Cali...Next?

I can't help but to think of Greece and California being the same place. Feel free to rip that statement apart. Comparing the world's 8th largest economy and America's largest agricultural producer to what amounts to a portfolio of resort islands attached to a DMV level efficient state is a bit specious. I will admit that.

Then again, the methods by which the two entities operate are strikingly similar. The inefficiencies of their markets are strikingly similar. Most importantly, the ability of their fiscal problems to drag down the economic entities they belong to deeper into the mud...are strikingly similar.

Personally, I don't fear for California. But that has more to do with my irrationally exuberant mood of the day, than with any logical argument I can present.

Speaking of arguments on this subject, here is a year-and-a-half old one. Be honest, if you read it without any dates mentioned, could you be certain when it was written?

It goes to show that the real structural issues hampering the U.S. and the world at large still have not been touched. It has been three years and counting.

As MF Global counter parties take a collective inhale and prepare for the pillage, hundreds of millions of off the balance sheet assets are nowhere to be found.

As Greece's deportation from the EU finally becomes a reality, it all makes me think back to Cali.

Ridiculous shit like The Dream Act and a public welfare and pension system specifically designed to bankrupt the state are currently tops on my list. A sordid smorgasbord of municipal bonds is close, but currently occupies the copper pipe position.

That, however, is merely a function of this being a blog post and not a textbook or perhaps more descriptively...a very lengthy suicide letter.

That is sort of how I see California today if states could resemble people.

A rich, spoiled brat so bored of life only a slow death will suffice.

Like Sharon Stone's character in Casino, stealing from Bobby D. so she can fill the pockets of her Pimp (James Woods in a great turn, I just had to remind) and the junkies who will eventually give her a hot dose for a sack of rare coins.

6 Comments
 
Midas Mulligan MagooComparing the world's 8th largest economy and America's largest agricultural producer to what amounts to a portfolio of resort islands attached to a DMV level efficient state is a bit specious. I will admit that.
Not that you need the points, but that gets a resounding +1
Get busy living
 

I think the good people like you will be able to find your way out of the new island that will be formed and will be known as Commieforniastan.

 
Best Response

Why does California have to be so dysfunctional? Its not like NY is great, but CA is embarrassing at this point. Jerry Brown is in Sacramento, the same guy who let public workers unionize in the first place.

I think the only reason CA isn't going into a debt spiral is because the US government is seen as more likely to bail it out than the ECB is Greece.

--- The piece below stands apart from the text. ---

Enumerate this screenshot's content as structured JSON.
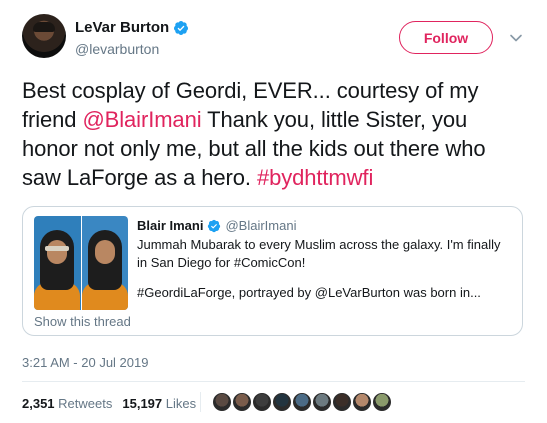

They really are freakishly similar.

Massive and unsustainable deficits. Reliance on its citizens to vote against their own pensions to achieve fiscal control. No way to boost revenues without driving out the few remaining businesses. A broken political system. No independent monetary policy. Cheap debt from the implicit guarantee of a larger entity.

At this point, I almost hope we see CA default or come close to it...just enough to scare it into rethinking its politics. Then it can once again prosper.